Si te salen mal las cosas en Lydorion todos saltan y siguen croando en ti.
En Lydorion los peces cantan sobre lo que no recuerdan.
Las estrellas fugaces se muestran a tus ojos cuando tienes deseos, las velas se encienden solas cuando cumples años, en Lydorion.
En Lydorion el día del libro lo celebran leyendo al revés en los charcos.
Por el Bulevar de los Agujeros Negros de Lydorion, circulan desaforadamente lunares blancos y sonrojados para llevar.
“Cuando estamos desbordadas, nos damos un chapuzón en el agua que se queda fuera” (The Lyly Frogs)
Hay ciertos mini-planetas llamados BKs. Allí consiguen residencia no solo los que practican y experimentan sino los que irradian pasión y alegría.
“La experiencia es un grado”. “¿Sólo uno?”. Lydorion es una playa-abrigo gigante.
Para ser sinceros, en Lydorion no tienen ceros, siempre tienen algo más.

Se han encontrado unos primeros pergaminos de cómo era Lydorion antes de llamarse Lydorion y ser habitado por fugitivos de charcos secos.

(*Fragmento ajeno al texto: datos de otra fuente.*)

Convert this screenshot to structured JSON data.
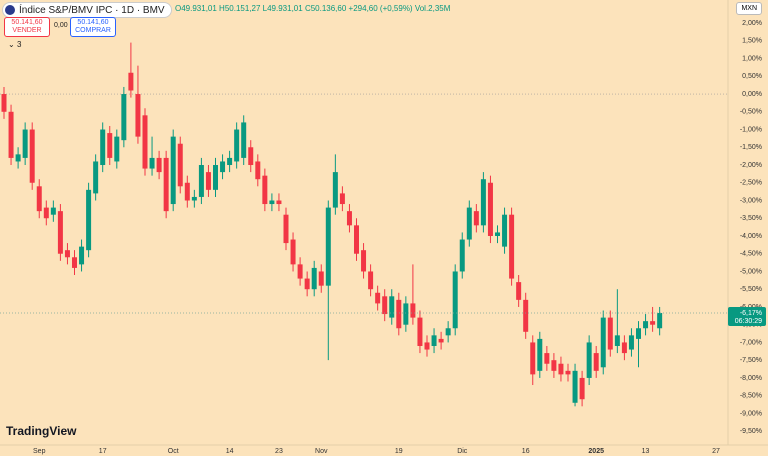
{
  "header": {
    "symbol_title": "Índice S&P/BMV IPC · 1D · BMV",
    "ohlc_open": "O49.931,01",
    "ohlc_high": "H50.151,27",
    "ohlc_low": "L49.931,01",
    "ohlc_close": "C50.136,60",
    "change": "+294,60 (+0,59%)",
    "volume": "Vol.2,35M",
    "sell_price": "50.141,60",
    "sell_label": "VENDER",
    "spread": "0,00",
    "buy_price": "50.141,60",
    "buy_label": "COMPRAR",
    "indicator_count": "3",
    "currency": "MXN",
    "brand": "TradingView"
  },
  "chart_data": {
    "type": "candlestick",
    "up_color": "#089981",
    "down_color": "#f23645",
    "grid": false,
    "categories": [
      null,
      null,
      null,
      null,
      null,
      "Sep",
      null,
      null,
      null,
      null,
      null,
      null,
      null,
      null,
      "17",
      null,
      null,
      null,
      null,
      null,
      null,
      null,
      null,
      null,
      "Oct",
      null,
      null,
      null,
      null,
      null,
      null,
      null,
      "14",
      null,
      null,
      null,
      null,
      null,
      null,
      "23",
      null,
      null,
      null,
      null,
      null,
      "Nov",
      null,
      null,
      null,
      null,
      null,
      null,
      null,
      null,
      null,
      null,
      "19",
      null,
      null,
      null,
      null,
      null,
      null,
      null,
      null,
      "Dic",
      null,
      null,
      null,
      null,
      null,
      null,
      null,
      null,
      "16",
      null,
      null,
      null,
      null,
      null,
      null,
      null,
      null,
      null,
      "2025",
      null,
      null,
      null,
      null,
      null,
      null,
      "13",
      null,
      null,
      null,
      null,
      null,
      null,
      null,
      null,
      null,
      "27"
    ],
    "open": [
      0.0,
      -0.5,
      -1.9,
      -1.8,
      -1.0,
      -2.6,
      -3.2,
      -3.4,
      -3.3,
      -4.4,
      -4.6,
      -4.8,
      -4.4,
      -2.8,
      -2.0,
      -1.1,
      -1.9,
      -1.3,
      0.6,
      0.0,
      -0.6,
      -2.1,
      -1.8,
      -1.8,
      -3.1,
      -1.4,
      -2.5,
      -3.0,
      -2.9,
      -2.2,
      -2.7,
      -2.2,
      -2.0,
      -1.9,
      -1.8,
      -1.5,
      -1.9,
      -2.3,
      -3.1,
      -3.0,
      -3.4,
      -4.1,
      -4.8,
      -5.2,
      -5.5,
      -5.0,
      -5.4,
      -3.2,
      -2.8,
      -3.3,
      -3.7,
      -4.4,
      -5.0,
      -5.6,
      -5.7,
      -6.3,
      -5.8,
      -6.5,
      -5.9,
      -6.3,
      -7.0,
      -7.1,
      -6.9,
      -6.8,
      -6.6,
      -5.0,
      -4.1,
      -3.3,
      -3.7,
      -2.5,
      -4.0,
      -4.3,
      -3.4,
      -5.3,
      -5.8,
      -7.0,
      -7.8,
      -7.3,
      -7.5,
      -7.6,
      -7.8,
      -8.7,
      -8.0,
      -8.0,
      -7.3,
      -7.7,
      -6.3,
      -7.1,
      -7.0,
      -7.2,
      -6.9,
      -6.6,
      -6.4,
      -6.6,
      null,
      null,
      null,
      null,
      null,
      null,
      null,
      null
    ],
    "high": [
      0.2,
      -0.3,
      -1.5,
      -0.8,
      -0.8,
      -2.4,
      -3.0,
      -3.0,
      -3.1,
      -4.2,
      -4.4,
      -4.1,
      -2.5,
      -1.7,
      -0.8,
      -0.9,
      -1.0,
      0.2,
      1.45,
      0.8,
      -0.4,
      -1.2,
      -1.6,
      -1.6,
      -1.0,
      -1.2,
      -2.3,
      -2.7,
      -1.8,
      -2.0,
      -1.8,
      -1.7,
      -1.6,
      -0.8,
      -0.6,
      -1.3,
      -1.7,
      -2.1,
      -2.8,
      -2.8,
      -3.2,
      -3.9,
      -4.6,
      -5.0,
      -4.7,
      -4.8,
      -3.0,
      -1.7,
      -2.6,
      -3.1,
      -3.5,
      -4.2,
      -4.8,
      -5.4,
      -5.5,
      -5.5,
      -5.6,
      -5.7,
      -4.8,
      -6.1,
      -6.8,
      -6.6,
      -6.7,
      -6.4,
      -4.8,
      -3.9,
      -3.0,
      -3.1,
      -2.2,
      -2.3,
      -3.7,
      -3.2,
      -3.2,
      -5.1,
      -5.6,
      -6.8,
      -6.7,
      -7.1,
      -7.3,
      -7.4,
      -7.6,
      -7.6,
      -7.8,
      -6.8,
      -7.1,
      -6.1,
      -6.1,
      -5.5,
      -6.8,
      -6.6,
      -6.4,
      -6.2,
      -6.0,
      -6.0,
      null,
      null,
      null,
      null,
      null,
      null,
      null,
      null
    ],
    "low": [
      -0.7,
      -2.0,
      -2.1,
      -2.0,
      -2.7,
      -3.5,
      -3.7,
      -3.6,
      -4.7,
      -4.8,
      -5.1,
      -5.0,
      -4.6,
      -3.0,
      -2.2,
      -2.0,
      -2.1,
      -1.5,
      -0.1,
      -1.4,
      -2.3,
      -2.3,
      -2.4,
      -3.5,
      -3.3,
      -2.8,
      -3.2,
      -3.2,
      -3.1,
      -2.9,
      -2.9,
      -2.4,
      -2.2,
      -2.1,
      -2.0,
      -2.2,
      -2.6,
      -3.3,
      -3.3,
      -3.3,
      -4.4,
      -5.0,
      -5.4,
      -5.7,
      -5.7,
      -5.6,
      -7.5,
      -3.4,
      -3.3,
      -3.9,
      -4.7,
      -5.2,
      -5.7,
      -6.1,
      -6.4,
      -6.5,
      -6.8,
      -6.7,
      -6.5,
      -7.3,
      -7.4,
      -7.3,
      -7.2,
      -7.0,
      -6.8,
      -5.2,
      -4.3,
      -3.9,
      -3.9,
      -4.2,
      -4.2,
      -4.5,
      -5.4,
      -6.0,
      -6.9,
      -8.2,
      -8.0,
      -7.8,
      -8.0,
      -8.1,
      -8.1,
      -8.8,
      -8.8,
      -8.2,
      -8.0,
      -7.9,
      -7.4,
      -7.3,
      -7.5,
      -7.4,
      -7.7,
      -6.8,
      -6.7,
      -6.8,
      null,
      null,
      null,
      null,
      null,
      null,
      null,
      null
    ],
    "close": [
      -0.5,
      -1.8,
      -1.7,
      -1.0,
      -2.5,
      -3.3,
      -3.5,
      -3.2,
      -4.5,
      -4.6,
      -4.9,
      -4.3,
      -2.7,
      -1.9,
      -1.0,
      -1.8,
      -1.2,
      0.0,
      0.1,
      -1.2,
      -2.1,
      -1.8,
      -2.2,
      -3.3,
      -1.2,
      -2.6,
      -3.0,
      -2.9,
      -2.0,
      -2.7,
      -2.0,
      -1.9,
      -1.8,
      -1.0,
      -0.8,
      -2.0,
      -2.4,
      -3.1,
      -3.0,
      -3.1,
      -4.2,
      -4.8,
      -5.2,
      -5.5,
      -4.9,
      -5.4,
      -3.2,
      -2.2,
      -3.1,
      -3.7,
      -4.5,
      -5.0,
      -5.5,
      -5.9,
      -6.2,
      -5.7,
      -6.6,
      -5.9,
      -6.3,
      -7.1,
      -7.2,
      -6.8,
      -7.0,
      -6.6,
      -5.0,
      -4.1,
      -3.2,
      -3.7,
      -2.4,
      -4.0,
      -3.9,
      -3.4,
      -5.2,
      -5.8,
      -6.7,
      -7.9,
      -6.9,
      -7.6,
      -7.8,
      -7.9,
      -7.9,
      -7.8,
      -8.6,
      -7.0,
      -7.8,
      -6.3,
      -7.2,
      -6.8,
      -7.3,
      -6.8,
      -6.6,
      -6.4,
      -6.5,
      -6.17,
      null,
      null,
      null,
      null,
      null,
      null,
      null,
      null
    ],
    "ylim": [
      -9.89,
      2.65
    ],
    "yticks": [
      {
        "value": 2.0,
        "label": "2,00%"
      },
      {
        "value": 1.5,
        "label": "1,50%"
      },
      {
        "value": 1.0,
        "label": "1,00%"
      },
      {
        "value": 0.5,
        "label": "0,50%"
      },
      {
        "value": 0,
        "label": "0,00%"
      },
      {
        "value": -0.5,
        "label": "-0,50%"
      },
      {
        "value": -1.0,
        "label": "-1,00%"
      },
      {
        "value": -1.5,
        "label": "-1,50%"
      },
      {
        "value": -2.0,
        "label": "-2,00%"
      },
      {
        "value": -2.5,
        "label": "-2,50%"
      },
      {
        "value": -3.0,
        "label": "-3,00%"
      },
      {
        "value": -3.5,
        "label": "-3,50%"
      },
      {
        "value": -4.0,
        "label": "-4,00%"
      },
      {
        "value": -4.5,
        "label": "-4,50%"
      },
      {
        "value": -5.0,
        "label": "-5,00%"
      },
      {
        "value": -5.5,
        "label": "-5,50%"
      },
      {
        "value": -6.0,
        "label": "-6,00%"
      },
      {
        "value": -6.5,
        "label": "-6,50%"
      },
      {
        "value": -7.0,
        "label": "-7,00%"
      },
      {
        "value": -7.5,
        "label": "-7,50%"
      },
      {
        "value": -8.0,
        "label": "-8,00%"
      },
      {
        "value": -8.5,
        "label": "-8,50%"
      },
      {
        "value": -9.0,
        "label": "-9,00%"
      },
      {
        "value": -9.5,
        "label": "-9,50%"
      }
    ],
    "baseline": 0,
    "last_value": {
      "value": -6.17,
      "label": "-6,17%"
    },
    "countdown": "06:30:29"
  }
}
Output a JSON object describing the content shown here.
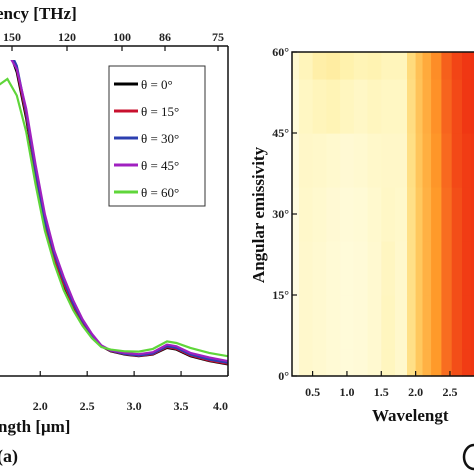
{
  "chart_data": [
    {
      "type": "line",
      "panel_label": "(a)",
      "xlabel": "ngth [μm]",
      "x_top_label": "ency [THz]",
      "x_ticks": [
        "2.0",
        "2.5",
        "3.0",
        "3.5",
        "4.0"
      ],
      "x_top_ticks": [
        "150",
        "120",
        "100",
        "86",
        "75"
      ],
      "xlim": [
        1.55,
        4.0
      ],
      "ylim": [
        0,
        1
      ],
      "legend_position": "top-right",
      "series": [
        {
          "name": "θ = 0°",
          "color": "#000000",
          "x": [
            1.55,
            1.65,
            1.75,
            1.85,
            1.95,
            2.05,
            2.15,
            2.25,
            2.35,
            2.45,
            2.55,
            2.65,
            2.75,
            2.9,
            3.05,
            3.2,
            3.35,
            3.45,
            3.6,
            3.8,
            4.0
          ],
          "y": [
            0.97,
            1.0,
            0.92,
            0.78,
            0.6,
            0.45,
            0.35,
            0.27,
            0.21,
            0.16,
            0.12,
            0.09,
            0.075,
            0.065,
            0.06,
            0.065,
            0.085,
            0.08,
            0.06,
            0.045,
            0.035
          ]
        },
        {
          "name": "θ = 15°",
          "color": "#c8102e",
          "x": [
            1.55,
            1.65,
            1.75,
            1.85,
            1.95,
            2.05,
            2.15,
            2.25,
            2.35,
            2.45,
            2.55,
            2.65,
            2.75,
            2.9,
            3.05,
            3.2,
            3.35,
            3.45,
            3.6,
            3.8,
            4.0
          ],
          "y": [
            0.97,
            1.0,
            0.93,
            0.79,
            0.61,
            0.46,
            0.36,
            0.28,
            0.215,
            0.163,
            0.122,
            0.091,
            0.076,
            0.066,
            0.061,
            0.066,
            0.088,
            0.082,
            0.062,
            0.047,
            0.037
          ]
        },
        {
          "name": "θ = 30°",
          "color": "#2c3fb0",
          "x": [
            1.55,
            1.65,
            1.75,
            1.85,
            1.95,
            2.05,
            2.15,
            2.25,
            2.35,
            2.45,
            2.55,
            2.65,
            2.75,
            2.9,
            3.05,
            3.2,
            3.35,
            3.45,
            3.6,
            3.8,
            4.0
          ],
          "y": [
            0.97,
            1.0,
            0.94,
            0.8,
            0.62,
            0.47,
            0.37,
            0.29,
            0.22,
            0.167,
            0.125,
            0.092,
            0.077,
            0.067,
            0.062,
            0.068,
            0.09,
            0.085,
            0.065,
            0.05,
            0.04
          ]
        },
        {
          "name": "θ = 45°",
          "color": "#a020c0",
          "x": [
            1.55,
            1.65,
            1.75,
            1.85,
            1.95,
            2.05,
            2.15,
            2.25,
            2.35,
            2.45,
            2.55,
            2.65,
            2.75,
            2.9,
            3.05,
            3.2,
            3.35,
            3.45,
            3.6,
            3.8,
            4.0
          ],
          "y": [
            0.96,
            0.98,
            0.93,
            0.81,
            0.64,
            0.49,
            0.38,
            0.3,
            0.23,
            0.172,
            0.128,
            0.093,
            0.078,
            0.07,
            0.066,
            0.072,
            0.095,
            0.09,
            0.07,
            0.056,
            0.045
          ]
        },
        {
          "name": "θ = 60°",
          "color": "#5fd63a",
          "x": [
            1.55,
            1.65,
            1.75,
            1.85,
            1.95,
            2.05,
            2.15,
            2.25,
            2.35,
            2.45,
            2.55,
            2.65,
            2.75,
            2.9,
            3.05,
            3.2,
            3.35,
            3.45,
            3.6,
            3.8,
            4.0
          ],
          "y": [
            0.88,
            0.9,
            0.85,
            0.74,
            0.58,
            0.44,
            0.34,
            0.26,
            0.2,
            0.152,
            0.115,
            0.088,
            0.08,
            0.075,
            0.074,
            0.082,
            0.105,
            0.1,
            0.085,
            0.07,
            0.06
          ]
        }
      ]
    },
    {
      "type": "heatmap",
      "xlabel": "Wavelengt",
      "ylabel": "Angular emissivity",
      "x_ticks": [
        "0.5",
        "1.0",
        "1.5",
        "2.0",
        "2.5"
      ],
      "y_ticks": [
        "0°",
        "15°",
        "30°",
        "45°",
        "60°"
      ],
      "xlim": [
        0.2,
        2.85
      ],
      "ylim": [
        0,
        60
      ],
      "colorscale": [
        "#fffde6",
        "#fff3b0",
        "#ffd36b",
        "#ff9a2a",
        "#ee2a10"
      ],
      "x": [
        0.2,
        0.4,
        0.6,
        0.8,
        1.0,
        1.2,
        1.4,
        1.6,
        1.8,
        1.95,
        2.05,
        2.15,
        2.3,
        2.45,
        2.6,
        2.75,
        2.85
      ],
      "y": [
        0,
        10,
        20,
        30,
        40,
        50,
        60
      ],
      "z": [
        [
          0.02,
          0.12,
          0.1,
          0.08,
          0.06,
          0.07,
          0.1,
          0.18,
          0.12,
          0.4,
          0.55,
          0.65,
          0.75,
          0.85,
          0.92,
          0.96,
          0.97
        ],
        [
          0.02,
          0.12,
          0.1,
          0.08,
          0.06,
          0.07,
          0.1,
          0.18,
          0.12,
          0.4,
          0.55,
          0.65,
          0.75,
          0.85,
          0.92,
          0.96,
          0.97
        ],
        [
          0.02,
          0.12,
          0.1,
          0.08,
          0.06,
          0.07,
          0.1,
          0.17,
          0.12,
          0.4,
          0.55,
          0.65,
          0.75,
          0.85,
          0.92,
          0.96,
          0.97
        ],
        [
          0.03,
          0.13,
          0.11,
          0.09,
          0.07,
          0.08,
          0.11,
          0.15,
          0.13,
          0.4,
          0.55,
          0.65,
          0.75,
          0.85,
          0.92,
          0.96,
          0.97
        ],
        [
          0.04,
          0.14,
          0.13,
          0.11,
          0.09,
          0.1,
          0.13,
          0.14,
          0.14,
          0.41,
          0.56,
          0.66,
          0.76,
          0.86,
          0.93,
          0.96,
          0.97
        ],
        [
          0.06,
          0.16,
          0.2,
          0.22,
          0.18,
          0.15,
          0.18,
          0.16,
          0.16,
          0.42,
          0.57,
          0.67,
          0.77,
          0.87,
          0.93,
          0.97,
          0.98
        ],
        [
          0.1,
          0.2,
          0.28,
          0.3,
          0.26,
          0.22,
          0.24,
          0.2,
          0.2,
          0.44,
          0.58,
          0.68,
          0.78,
          0.88,
          0.94,
          0.97,
          0.98
        ]
      ]
    }
  ]
}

El dibujo tiene algunos lunares… son satélites de tu piel iluminados por rayos gamma y puedes saltar de uno a otro sin dar explicaciones.
El gobierno de Lydorion no está en Lydorion. Fue expulsado por un pedo cósmico.
Los sapos estudian álgebra y semiótica. Las ranas cuentan de dos en dos y le dan sentido a lo que no lo tiene para que suene más absurdo.
Nadie te sale rana en Lydorion. En todo caso te sale hombre.
Las ranas no se convierten en príncipes al besarles. Las ranas besan a quien croan conveniente. Los únicos príncipes en Lydorion son unas galletas rellenas fugaces.
Mientras San Jordi lidiaba con el dragón, las ranas jugaban al escondite en Lydorion.
Cuando en la Tierra es lunes, en Lydorion es viernes. Son así de chulos.
En la temporada de los grandes olas de calor, en Lydorion chof chof y chof.